There are a dizzying number of variants depending on the market, and some decisions make very little sense to me.
Each launches in some regions in early March — that's soon! — and have a number of improvements to their 2016 equivalents. But in studying their spec sheets, it's clear Motorola is aiming to eke every penny of profit from each region, with no fewer than six different versions of the G5 Plus, for example, with varying combinations of RAM and internal storage that will make your head spin.
The ultimate takewaway, though, is that these are very capable mid-range devices that overcome their biggest issues from last year — build quality — and offer enough power and battery performance to keep heavy users happy, at prices that will keep them accessible to the average user.
At 5 inches and 5.2 inches respectively, the two devices look very similar, though the former has a removable back cover and a fair amount more plastic around the bezel than the Plus variant. The processor inside the smaller Moto G5, while octa-core, is a slower Snapdragon 430 clocked at 1.4GHz than the Moto G5 Plus's Snapdragon 625, a very capable chip we're happy to see trickle down to such an inexpensive product.

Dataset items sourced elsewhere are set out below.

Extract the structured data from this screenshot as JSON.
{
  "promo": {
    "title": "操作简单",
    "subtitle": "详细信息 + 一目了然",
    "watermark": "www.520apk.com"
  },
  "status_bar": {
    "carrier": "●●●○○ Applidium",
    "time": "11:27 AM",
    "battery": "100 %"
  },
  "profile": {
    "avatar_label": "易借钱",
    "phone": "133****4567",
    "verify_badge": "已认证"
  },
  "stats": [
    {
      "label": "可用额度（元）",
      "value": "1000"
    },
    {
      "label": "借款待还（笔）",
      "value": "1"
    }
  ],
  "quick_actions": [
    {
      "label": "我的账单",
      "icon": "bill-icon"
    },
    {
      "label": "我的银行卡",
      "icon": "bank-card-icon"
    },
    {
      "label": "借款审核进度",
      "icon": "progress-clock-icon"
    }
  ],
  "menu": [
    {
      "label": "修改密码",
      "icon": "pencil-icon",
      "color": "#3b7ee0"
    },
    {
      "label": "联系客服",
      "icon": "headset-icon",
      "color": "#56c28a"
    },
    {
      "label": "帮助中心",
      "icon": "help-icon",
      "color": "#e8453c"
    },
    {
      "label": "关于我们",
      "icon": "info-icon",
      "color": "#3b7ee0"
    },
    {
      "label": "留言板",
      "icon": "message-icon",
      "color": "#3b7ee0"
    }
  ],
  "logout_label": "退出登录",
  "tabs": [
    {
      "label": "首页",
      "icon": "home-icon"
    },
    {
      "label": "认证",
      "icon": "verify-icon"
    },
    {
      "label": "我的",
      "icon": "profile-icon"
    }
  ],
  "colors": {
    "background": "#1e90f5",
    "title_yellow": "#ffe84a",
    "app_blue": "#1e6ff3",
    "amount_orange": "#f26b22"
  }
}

Both devices — not just the premium model — have fingerprint sensors this year, and each sport between 2GB and 4GB of RAM, depending on market, and 16GB to 64GB of storage. And while the Moto G5 proper has a higher-resolution 13MP camera, it's of much lower quality — it's a smaller sensor, with diminutive pixels — than the Moto G5 Plus's 12MP shooter, which has 1.4 micron pixels and an impressive f/1.7 lens.
Impressively, the Moto G5 series will ship with Google Assistant.

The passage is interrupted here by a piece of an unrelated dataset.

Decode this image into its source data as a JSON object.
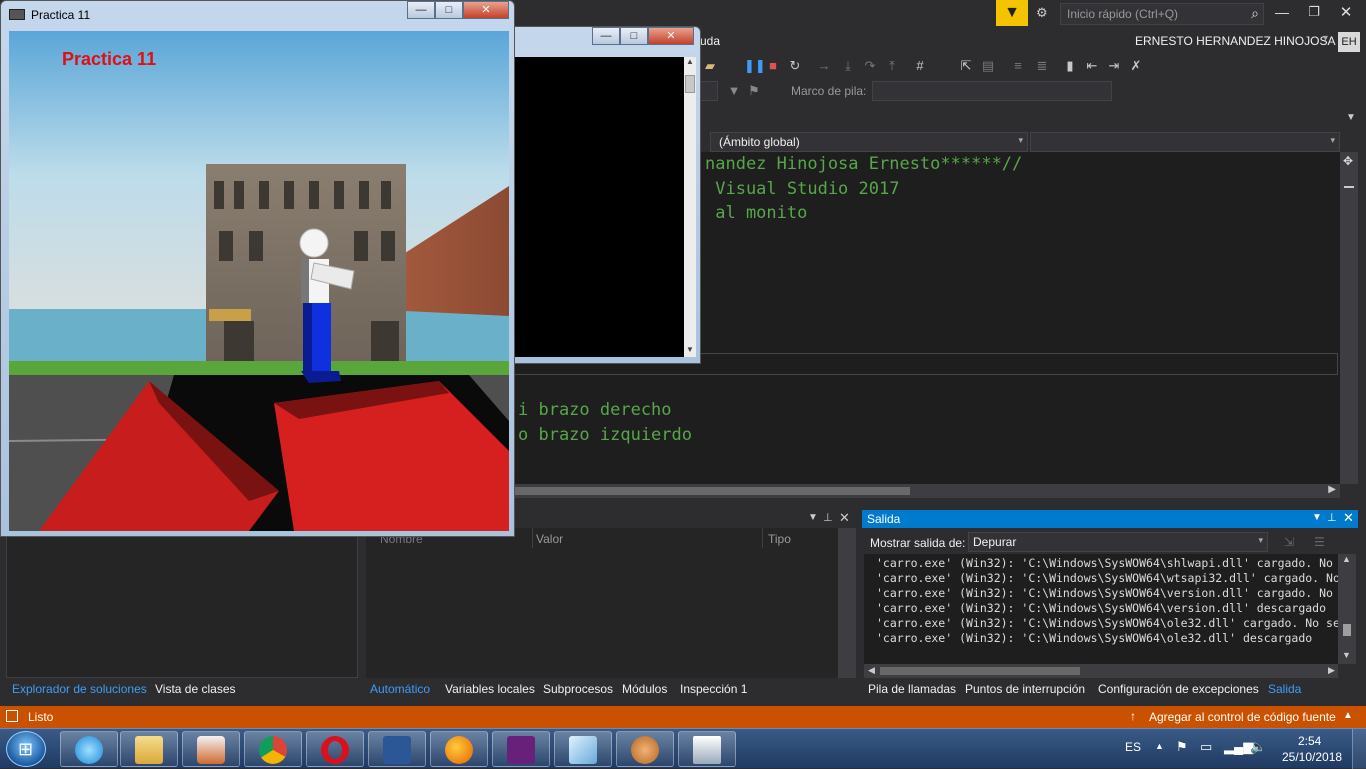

U.S. users will be dismayed to discover, however, that there is no NFC chip built into the Moto G5 Plus. I have no idea why this isn't in here — a Moto rep merely shrugged and referred to cost — but keep this in mind when considering the phone: it won't support Android Pay or any NFC-based mobile payment system. And everyone — U.S. and the rest of the world — will have to deal with yet another generation of Moto G with Micro-USB, a plug standard that went out of style a year ago. Motorola justifies this by pointing to a sea of existing cables that its customers want to continue using, but that doesn't cut it anymore. Not in 2017.
On the software side, both devices will ship with Android 7.0 Nougat and some requisite Moto flair — things we've expected for years, like chop-chop-to-flashlight — that keep people like me addicted to its phones. Moto Display, one of the defining features on Moto phones, have been spiffed up for 2017, too, with the ability to jump directly into emails and other shortcuts.

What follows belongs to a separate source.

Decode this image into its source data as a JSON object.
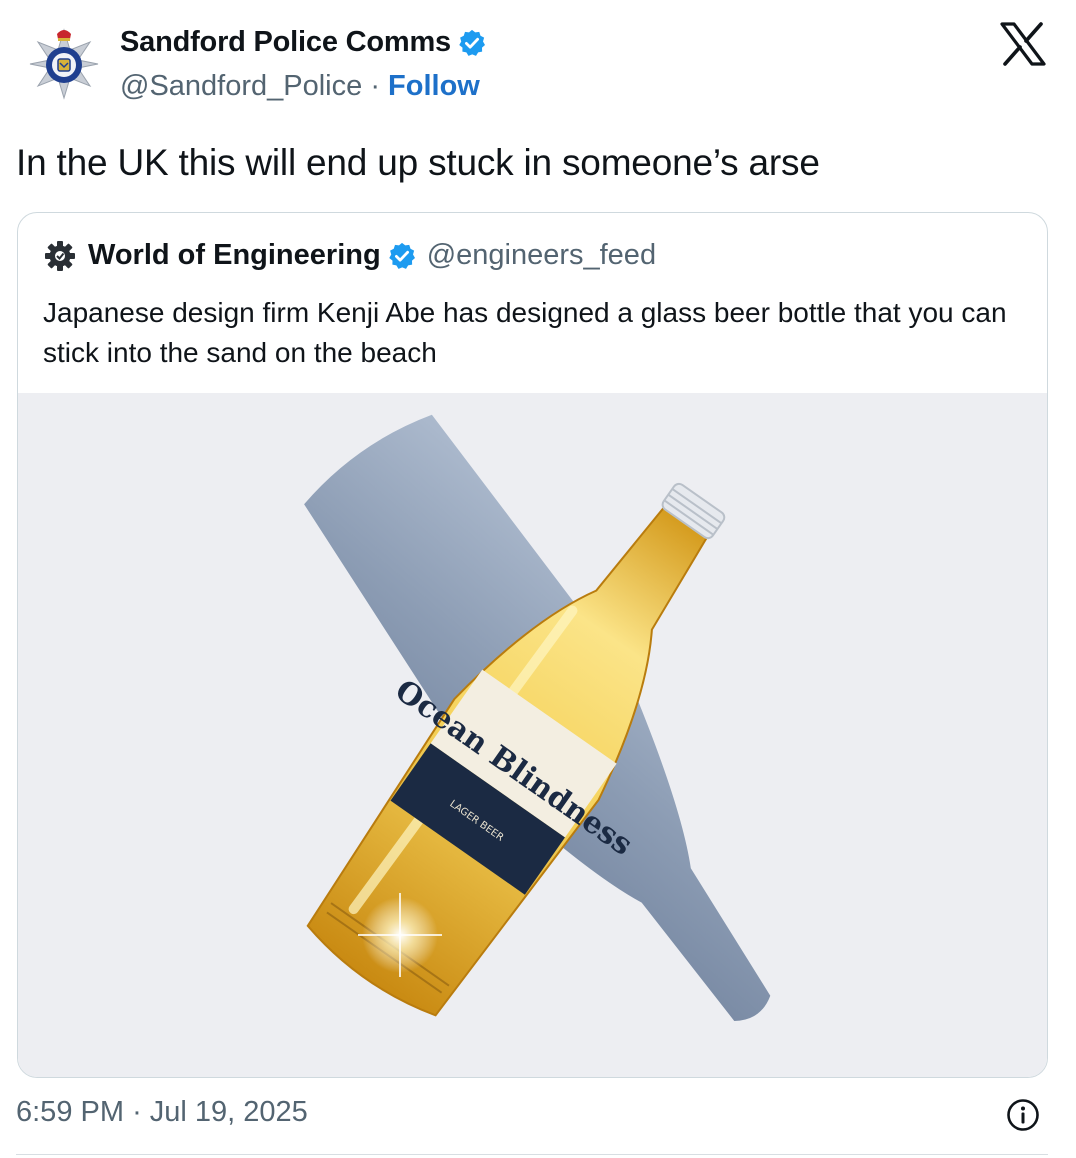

Both good looking phones, the new aesthetic isn't quite as bold as the Moto Z line, but the G is Motorola's bread and butter, and needs to appeal to a much wider audience. Small touches like the rounded "flat tire" camera module on the back mirror the more expensive Moto Z line, but these new Gs stand on their own, flaws and all.
The Moto G5 will be available starting in March for €199 with 2GB RAM/16GB storage across Europe and Latin America, while the Moto G5 Plus will go for $229 US for the 2GB/32GB model, and $279 for the 4GB/64GB version. In the U.S., the Moto G5 Plus will be sold unlocked through Motorola.com, and will work on all four major carriers, including Sprint, Verizon, AT&T, and T-Mobile.